Читаем Наш современник Вильям Шекспир полностью

Даже когда мы возвращаемся к произведениям прошлого (причем никогда разные эпохи не выбирают одно и то же в великих Складах прошлого: вчера это были Бетховен и Вагнер, сегодня - Бах и Моцарт), - то это не прошлое воскресает в нас; это мы сами отбрасываем в прошлое свою тень - наши желания, наши вопросы, наш порядок и наше смятение. Ромен Роллан. "Гете и Бетховен".

Достоевский писал, что даже самые робкие женихи, испугавшись свадьбы, вряд ли выпрыгивают из окошка - в обыденной жизни так не случается, - но стоило только Гоголю сочинить "Женитьбу", как люди стали узнавать друг в друге Подколесина. Робость и неуверенность, боязнь каких-либо перемен - эти нередко встречающиеся человеческие свойства получили свое наименование. Все то, что, по словам Достоевского, в действительности будто разбавляется водой и существует "как бы несколько в разжиженном состоянии", вдруг уплотнилось, сжалось до наглядности, облеклось в наиболее выразительную форму - стало нарицательным.

Искусству удалось отразить самую суть жизненного явления.

Образ стал типом.

Явление, свойственное определенной эпохе, оказалось живучим: надворный советник Подколесин пережил свой век и стал представителем множества новых поколений лежебок и мямлей, характеры которых были определены уже совсем иной действительностью.

Добролюбов радовался появлению слова-прозвища, способного объединить и объяснить множество явлений в русской дореформенной жизни.

"Слово это - обломовщина.

Если я вижу теперь помещика, толкующего о правах человечества и о необходимости развития личности, - я уже с первых слов его знаю, что это Обломов.

Если я встречаю чиновника, жалующегося на запутанность и обременительность делопроизводства, он - Обломов...

Когда я читаю в журналах либеральные выходки против злоупотреблений и радость о том, что наконец сделано то, чего мы давно надеялись и желали, - я думаю, что это все пишут из Обломовки".

Статья Добролюбова "Что такое обломовщина" была напечатана в "Современнике" в конце пятидесятых годов, однако список, начатый Добролюбовым, не был исчерпан его временем. "Братцы обломовской семьи" не собирались вымирать и продолжали свое существование в следующие эпохи.

"...Обломовы остались, - писал Ленин, - так как Обломов был не только помещик, а и крестьянин, и не только крестьянин, а и интеллигент, и не только интеллигент, а и рабочий и коммунист... старый Обломов остался, и надо его долго мыть, чистить, трепать и драть, чтобы какой-нибудь толк вышел". (В.И. Ленин. Сочинения, т. 45, стр. 13.)

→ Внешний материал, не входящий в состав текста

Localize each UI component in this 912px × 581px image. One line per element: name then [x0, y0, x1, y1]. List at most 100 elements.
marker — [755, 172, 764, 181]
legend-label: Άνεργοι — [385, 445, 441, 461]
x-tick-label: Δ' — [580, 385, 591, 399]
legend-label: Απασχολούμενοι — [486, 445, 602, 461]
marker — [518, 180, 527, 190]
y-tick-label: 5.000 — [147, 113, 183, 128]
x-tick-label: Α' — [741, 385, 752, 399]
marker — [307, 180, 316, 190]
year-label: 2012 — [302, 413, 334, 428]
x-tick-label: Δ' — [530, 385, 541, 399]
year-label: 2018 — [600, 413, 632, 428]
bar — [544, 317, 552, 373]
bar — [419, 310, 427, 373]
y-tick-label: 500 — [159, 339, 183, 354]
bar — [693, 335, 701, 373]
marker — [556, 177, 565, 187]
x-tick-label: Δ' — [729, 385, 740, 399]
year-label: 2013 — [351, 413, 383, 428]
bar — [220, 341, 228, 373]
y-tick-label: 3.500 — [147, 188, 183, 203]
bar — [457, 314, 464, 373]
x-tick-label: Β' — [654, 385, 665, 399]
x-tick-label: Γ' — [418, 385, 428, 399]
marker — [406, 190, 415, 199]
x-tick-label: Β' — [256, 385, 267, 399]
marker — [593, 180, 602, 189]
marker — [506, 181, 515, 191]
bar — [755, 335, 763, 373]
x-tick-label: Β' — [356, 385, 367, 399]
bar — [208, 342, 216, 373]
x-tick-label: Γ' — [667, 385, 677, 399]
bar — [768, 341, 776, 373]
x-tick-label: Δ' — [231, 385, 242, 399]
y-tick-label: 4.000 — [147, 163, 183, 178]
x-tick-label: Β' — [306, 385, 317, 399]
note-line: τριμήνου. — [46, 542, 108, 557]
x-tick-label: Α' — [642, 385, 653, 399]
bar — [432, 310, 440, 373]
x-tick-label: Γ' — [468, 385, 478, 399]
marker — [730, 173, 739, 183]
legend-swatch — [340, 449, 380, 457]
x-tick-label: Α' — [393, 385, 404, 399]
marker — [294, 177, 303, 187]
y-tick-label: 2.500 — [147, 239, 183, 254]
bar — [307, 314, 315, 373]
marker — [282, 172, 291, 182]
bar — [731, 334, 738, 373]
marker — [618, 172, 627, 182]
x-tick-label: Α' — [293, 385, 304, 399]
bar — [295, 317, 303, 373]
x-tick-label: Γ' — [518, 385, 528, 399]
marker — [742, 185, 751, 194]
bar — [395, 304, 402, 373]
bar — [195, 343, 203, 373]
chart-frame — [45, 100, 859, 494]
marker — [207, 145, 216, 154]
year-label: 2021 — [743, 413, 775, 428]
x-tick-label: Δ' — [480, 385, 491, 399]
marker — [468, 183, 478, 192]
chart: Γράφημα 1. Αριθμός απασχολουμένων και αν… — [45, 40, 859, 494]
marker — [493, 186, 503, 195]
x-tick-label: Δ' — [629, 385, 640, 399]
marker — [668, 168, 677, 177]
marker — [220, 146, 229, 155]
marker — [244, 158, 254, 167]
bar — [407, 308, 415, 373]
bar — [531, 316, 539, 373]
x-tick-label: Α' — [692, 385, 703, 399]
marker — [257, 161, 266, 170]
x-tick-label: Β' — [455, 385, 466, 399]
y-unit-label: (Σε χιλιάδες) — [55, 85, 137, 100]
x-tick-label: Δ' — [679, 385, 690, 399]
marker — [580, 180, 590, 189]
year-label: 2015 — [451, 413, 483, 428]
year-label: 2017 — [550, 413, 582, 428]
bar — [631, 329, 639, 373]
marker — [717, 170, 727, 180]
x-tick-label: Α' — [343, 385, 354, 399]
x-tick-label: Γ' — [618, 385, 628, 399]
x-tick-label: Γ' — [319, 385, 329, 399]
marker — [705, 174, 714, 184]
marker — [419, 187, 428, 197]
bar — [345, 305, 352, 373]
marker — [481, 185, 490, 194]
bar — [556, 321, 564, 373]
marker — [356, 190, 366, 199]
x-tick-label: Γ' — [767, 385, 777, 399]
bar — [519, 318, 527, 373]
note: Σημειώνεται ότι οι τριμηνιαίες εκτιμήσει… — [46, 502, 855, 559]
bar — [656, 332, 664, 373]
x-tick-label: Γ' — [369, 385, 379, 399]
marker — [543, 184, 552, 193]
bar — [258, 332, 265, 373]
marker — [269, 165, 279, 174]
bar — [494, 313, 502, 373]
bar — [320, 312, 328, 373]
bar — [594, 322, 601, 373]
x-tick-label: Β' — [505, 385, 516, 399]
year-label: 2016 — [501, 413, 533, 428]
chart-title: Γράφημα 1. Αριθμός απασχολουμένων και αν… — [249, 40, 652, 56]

В мире появился новый обитатель: образ-тип, "нарицательное имя многих предметов, выражаемое, однако же, собственным именем" (Белинский).

Этот обитатель оказался гораздо долговечнее простого смертного: в нем были заключены не только качества человека, живущего в определенном месте, в определенное время, но и те свойства самой человеческой природы, которые обладают особой устойчивостью и живучестью. Такие свойства переживают эпохи и переходят границы стран; меняя свои формы, они сохраняют родовую основу.

С образами, о которых идет речь, каждый знаком с юности.

Это Дон Кихот, Тартюф, Обломов, Фауст, Хлестаков и другие подобные им герои-прозвища, сопровождающие жизнь многих поколений.

И это - Гамлет.

Каждый из характеров обладает не только именем собственным, но также и нарицательным. Взаимоотношение между такими именами не просто. В истории культуры нередко имя нарицательное отделялось от собственного и приобретало свое особое движение и развитие.

Новые эпохи относили нарицательное имя к новым явлениям действительности. Оно бралось на вооружение различными общественными группами, иногда для противоположных целей.

Нередко это напоминало соотношение биографии и легенды. Воин или государственный деятель некогда прожил свой век; были в его жизни и личные отношения, и события разного значения. Он обладал особым складом характера. Потом человек умер; умерли его близкие - не стало людей, хорошо его знавших. Биография начала забываться, появилась легенда. При возникновении она связывалась с действительным событием или жизненной чертой, казавшимися современникам особенно существенными. Потом именно эта сторона преувеличивалась - остальное забывалось. Следующие поколения узнавали лишь легенду и в свою очередь дополняли ее новыми, выдуманными подробностями; вводили в нее свои идеалы и хотели увидеть в ней осуществление собственных стремлений.

Погребальный холм осел и порос травой, а легенда - ничем, кроме имени, не связанная с биографией умершего человека, - выражала мысли и чувства новых поколений.

Нечто подобное иногда случалось и с образами художественных произведений.